Maka jangan heran kalau banyak fasilitas publik yang cepat rusak disebabkan kualitasnya yang tidak bagus karena sebagian dananya sudah disunat oleh politikus culas ini. Kejahatan korupsi pun tak surut, tapi justru kian berkibar dengan pelbagai modus operandi. Muasalnya berawal dari kedermawanan musiman politikus culas tadi yang menghamburkan uang untuk membeli hak politik rakyat. Gaji mereka sebagai wakil rakyat tidak cukup untuk mengembalikan uang yang sudah dikeluarkan, maka digunakanlah cara-cara illegal semacam korupsi.

Jargon Politik
 
Disamping kedermawanan musiman di atas, satu lagi fenomena yang akan senantiasa mengiringi proses pemilu di negeri ini, yakni jargon politik. Hati-hati dengan jargon politik yang bakal berseliweran dengan semakin dekatnya Pemilu 2014. Karena jargon politik tersebut tak lebih sebagai muslihat manipulatif untuk “mempolusi” akal sehat dan nurani rakyat.

Karena sudah banyak bukti di mana jargonnya sungguh bagus kedengarannya pada saat kampanye, tapi begitu menduduki kursi empuk di atas sana, jargon tersebut menjadi lapuk seturut dengan lunturnya idealisme politikus tersebut yang sudah terbeli oleh syahwat hedonis dan pragmatis.

Tapi jangan takut, galau, dan gelisah karena di tengah masifnya politikus yang dermawan musiman tersebut, masih banyak politikus yang konsisten menjadi penyambung lidah rakyat. Tentu, semuanya kembali kepada kita sebagai rakyat yang punya hak pilih. Apakah kita akan memberikan kehidupan kita selama lima tahun kedepan dalam cengkraman politikus dermawan musiman atau kepada politikus yang konsisten dan amanah sebagai penyambung suara rakyat?

Jadi Pemilih Cerdas
  
Oleh karena itu mari kita jadi pemilih yang cerdas dengan senantiasa menelusuri rekam-jejak, visi-misi dan program kerja setiap para politikus yang berlaga dalam pemilu nanti. Jangan pernah memberikan suara kita karena sekarung beras, sekardus mie instan, dan selembar rupiah. 
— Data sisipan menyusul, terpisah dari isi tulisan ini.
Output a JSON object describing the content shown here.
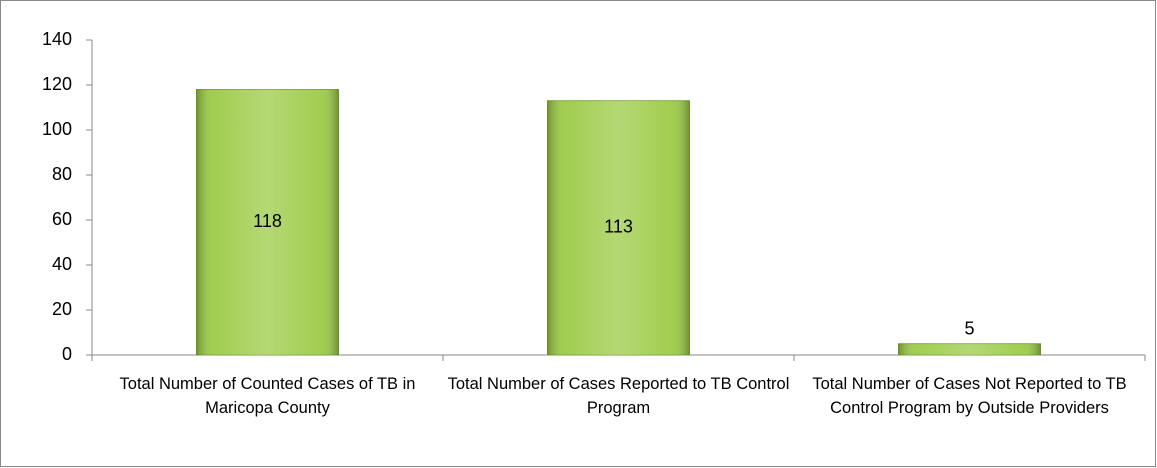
{
  "chart_data": {
    "type": "bar",
    "categories": [
      "Total Number of Counted Cases of TB in Maricopa County",
      "Total Number of Cases Reported to TB Control Program",
      "Total Number of Cases Not Reported to TB Control Program by Outside Providers"
    ],
    "values": [
      118,
      113,
      5
    ],
    "color": "#9ccb47",
    "ylim": [
      0,
      140
    ],
    "yticks": [
      0,
      20,
      40,
      60,
      80,
      100,
      120,
      140
    ],
    "grid": false
  }
}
Karena ketika itu yang kita lakukan maka jangan menyesal kalau selama lima tahun para politikus yang terpilih sebagai anggota DPR dan DPRD tak pernah memperjuangkan kepentingan rakyat. Karena ketika mereka sudah membeli suara rakyat dengan sekarung beras, sekardus mie dan selembar rupiah, maka putus sudah hubungan kita sebagai konstituen dengan politikus tersebut sebagai wakil kita dilegislatif.
    
Untuk itu, tugas kita sebagai pemilih hanya satu, yakni tetap merawat akal sehat dan hati nurani dari segala bentuk “polusi politik” yang ditebar oleh politikus dermawan musiman ini.